Stratasys’ board of directors has repeatedly and unanimously rejected one revised offer Nano Dimension has made after another. Unless something drastic happens in Q3, I would not hesitate to say we will not see a merger between Stratasys and Nano Dimension.
Perhaps that’s welcome for Nano Dimension, as the company seems to be wrangling with some internal issues. Nano Dimension chairman and CEO Yoav Stern has said Murchinson Ltd., one of the company’s shareholders, is engaging in stock manipulation and other methods to reap short-term profits with little regard for long-term viability.
At least Nano Dimension is doing well for itself otherwise. The company reported a 33% increase in revenue y-o-y in Q2 2023, and a 32% increase in gross margin.
“Nano Dimension’s momentum continues, and the second quarter and first half of 2023 are no exception. When many, if not all other businesses, in our space have top-lines that are stagnating or declining, our revenues are growing 33% quarter-over-quarter and 38% half-over-half for 2023,” Mr. Stern said.

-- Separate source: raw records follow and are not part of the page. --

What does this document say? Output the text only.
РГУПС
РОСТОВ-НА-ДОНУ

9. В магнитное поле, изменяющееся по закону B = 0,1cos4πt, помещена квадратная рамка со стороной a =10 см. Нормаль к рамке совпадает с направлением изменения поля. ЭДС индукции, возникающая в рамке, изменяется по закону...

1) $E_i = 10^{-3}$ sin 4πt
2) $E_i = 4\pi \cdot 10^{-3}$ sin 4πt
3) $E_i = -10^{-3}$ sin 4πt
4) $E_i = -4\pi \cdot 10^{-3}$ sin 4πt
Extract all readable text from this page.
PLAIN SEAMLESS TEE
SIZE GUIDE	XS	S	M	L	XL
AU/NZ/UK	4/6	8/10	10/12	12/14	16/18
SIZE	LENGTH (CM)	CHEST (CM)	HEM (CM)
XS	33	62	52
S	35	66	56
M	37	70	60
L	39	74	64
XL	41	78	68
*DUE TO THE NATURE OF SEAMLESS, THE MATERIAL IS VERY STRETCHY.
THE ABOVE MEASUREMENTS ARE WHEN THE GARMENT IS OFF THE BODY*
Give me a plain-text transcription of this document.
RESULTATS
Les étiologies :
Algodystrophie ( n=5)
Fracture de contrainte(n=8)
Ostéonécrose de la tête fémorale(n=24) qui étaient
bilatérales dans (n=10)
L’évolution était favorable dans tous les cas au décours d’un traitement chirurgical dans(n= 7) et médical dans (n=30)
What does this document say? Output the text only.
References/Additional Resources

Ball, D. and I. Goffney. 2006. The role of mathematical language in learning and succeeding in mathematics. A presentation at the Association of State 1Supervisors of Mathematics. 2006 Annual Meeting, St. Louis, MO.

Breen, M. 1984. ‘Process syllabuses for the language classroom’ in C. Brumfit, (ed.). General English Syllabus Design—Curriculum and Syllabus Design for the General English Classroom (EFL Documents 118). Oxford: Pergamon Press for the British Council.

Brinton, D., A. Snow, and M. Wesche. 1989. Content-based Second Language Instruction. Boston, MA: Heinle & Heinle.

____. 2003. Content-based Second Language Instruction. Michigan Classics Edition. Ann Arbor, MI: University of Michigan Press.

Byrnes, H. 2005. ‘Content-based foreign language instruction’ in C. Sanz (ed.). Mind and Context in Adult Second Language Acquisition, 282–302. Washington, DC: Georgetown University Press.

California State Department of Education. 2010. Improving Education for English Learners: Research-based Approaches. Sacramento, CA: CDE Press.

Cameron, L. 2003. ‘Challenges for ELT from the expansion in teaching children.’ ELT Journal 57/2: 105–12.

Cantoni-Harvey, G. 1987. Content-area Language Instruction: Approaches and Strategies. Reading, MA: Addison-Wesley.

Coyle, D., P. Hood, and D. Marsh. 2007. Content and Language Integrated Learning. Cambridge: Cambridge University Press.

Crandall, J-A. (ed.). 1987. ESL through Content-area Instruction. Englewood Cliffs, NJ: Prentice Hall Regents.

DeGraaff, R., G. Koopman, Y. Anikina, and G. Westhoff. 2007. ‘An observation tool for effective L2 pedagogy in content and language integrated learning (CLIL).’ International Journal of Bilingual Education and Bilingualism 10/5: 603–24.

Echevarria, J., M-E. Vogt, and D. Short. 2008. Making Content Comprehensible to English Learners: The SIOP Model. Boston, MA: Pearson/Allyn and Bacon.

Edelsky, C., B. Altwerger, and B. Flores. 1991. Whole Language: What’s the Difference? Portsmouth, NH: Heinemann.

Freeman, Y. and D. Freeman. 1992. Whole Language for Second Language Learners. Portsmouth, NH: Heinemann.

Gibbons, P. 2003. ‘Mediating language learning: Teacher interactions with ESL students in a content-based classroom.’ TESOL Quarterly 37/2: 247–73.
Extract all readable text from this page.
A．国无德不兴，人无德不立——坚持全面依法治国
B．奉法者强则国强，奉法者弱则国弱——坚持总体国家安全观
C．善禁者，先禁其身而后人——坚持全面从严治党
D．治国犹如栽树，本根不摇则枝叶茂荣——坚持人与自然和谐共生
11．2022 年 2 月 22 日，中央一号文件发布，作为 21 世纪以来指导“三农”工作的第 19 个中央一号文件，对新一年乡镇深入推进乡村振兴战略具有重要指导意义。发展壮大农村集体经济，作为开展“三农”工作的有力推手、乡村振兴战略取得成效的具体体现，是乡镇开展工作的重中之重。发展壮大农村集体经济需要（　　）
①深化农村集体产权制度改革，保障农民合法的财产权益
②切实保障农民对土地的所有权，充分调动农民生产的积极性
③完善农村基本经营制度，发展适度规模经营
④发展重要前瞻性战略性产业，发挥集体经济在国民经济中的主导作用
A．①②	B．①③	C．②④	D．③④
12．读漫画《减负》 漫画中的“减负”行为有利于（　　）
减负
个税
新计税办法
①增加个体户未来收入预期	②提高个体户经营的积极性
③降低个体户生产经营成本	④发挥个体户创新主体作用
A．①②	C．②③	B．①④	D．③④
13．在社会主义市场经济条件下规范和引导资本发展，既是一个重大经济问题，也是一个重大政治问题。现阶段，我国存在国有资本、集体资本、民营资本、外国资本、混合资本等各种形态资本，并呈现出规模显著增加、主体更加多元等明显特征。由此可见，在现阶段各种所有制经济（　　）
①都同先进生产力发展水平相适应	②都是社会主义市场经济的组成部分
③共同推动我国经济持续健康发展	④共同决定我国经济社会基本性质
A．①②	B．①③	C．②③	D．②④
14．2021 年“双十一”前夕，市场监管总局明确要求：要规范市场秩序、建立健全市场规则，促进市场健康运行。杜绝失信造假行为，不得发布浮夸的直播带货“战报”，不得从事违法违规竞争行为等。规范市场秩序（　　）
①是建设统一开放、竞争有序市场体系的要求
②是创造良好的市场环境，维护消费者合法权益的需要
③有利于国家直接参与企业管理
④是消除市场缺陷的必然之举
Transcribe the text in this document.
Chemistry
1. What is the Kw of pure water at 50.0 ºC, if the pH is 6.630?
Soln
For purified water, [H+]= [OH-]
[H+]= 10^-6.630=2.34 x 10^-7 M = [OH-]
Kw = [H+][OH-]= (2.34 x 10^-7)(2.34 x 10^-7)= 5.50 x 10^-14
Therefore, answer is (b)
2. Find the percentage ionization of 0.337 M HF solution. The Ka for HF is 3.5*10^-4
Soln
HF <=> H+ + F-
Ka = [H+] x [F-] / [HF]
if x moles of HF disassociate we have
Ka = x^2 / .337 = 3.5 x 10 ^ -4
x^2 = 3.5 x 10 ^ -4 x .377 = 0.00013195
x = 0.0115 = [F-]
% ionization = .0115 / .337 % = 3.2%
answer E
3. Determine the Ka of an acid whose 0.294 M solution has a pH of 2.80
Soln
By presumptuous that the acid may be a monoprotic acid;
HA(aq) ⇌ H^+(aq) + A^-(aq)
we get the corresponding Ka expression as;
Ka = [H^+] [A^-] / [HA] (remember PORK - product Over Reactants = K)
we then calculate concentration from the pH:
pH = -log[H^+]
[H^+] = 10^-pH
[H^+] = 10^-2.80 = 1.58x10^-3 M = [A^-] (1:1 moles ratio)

Elsewhere, the desktop manufacturing segment appears to continue much along the same lines as before. It’s not like the companies are sitting idly by, though. Just as an example, Mayku launched three new engineering materials (ABS, PMMA, and UHMW) for its Multiplier desktop pressure forming machine in Q2.
Although precise predictions are challenging to make, since many of the players in the market are small and privately owned, we can expect technological advancements — including automation features and the rise of hybrid 3D printer/CNC machines — to spur growth in the sector.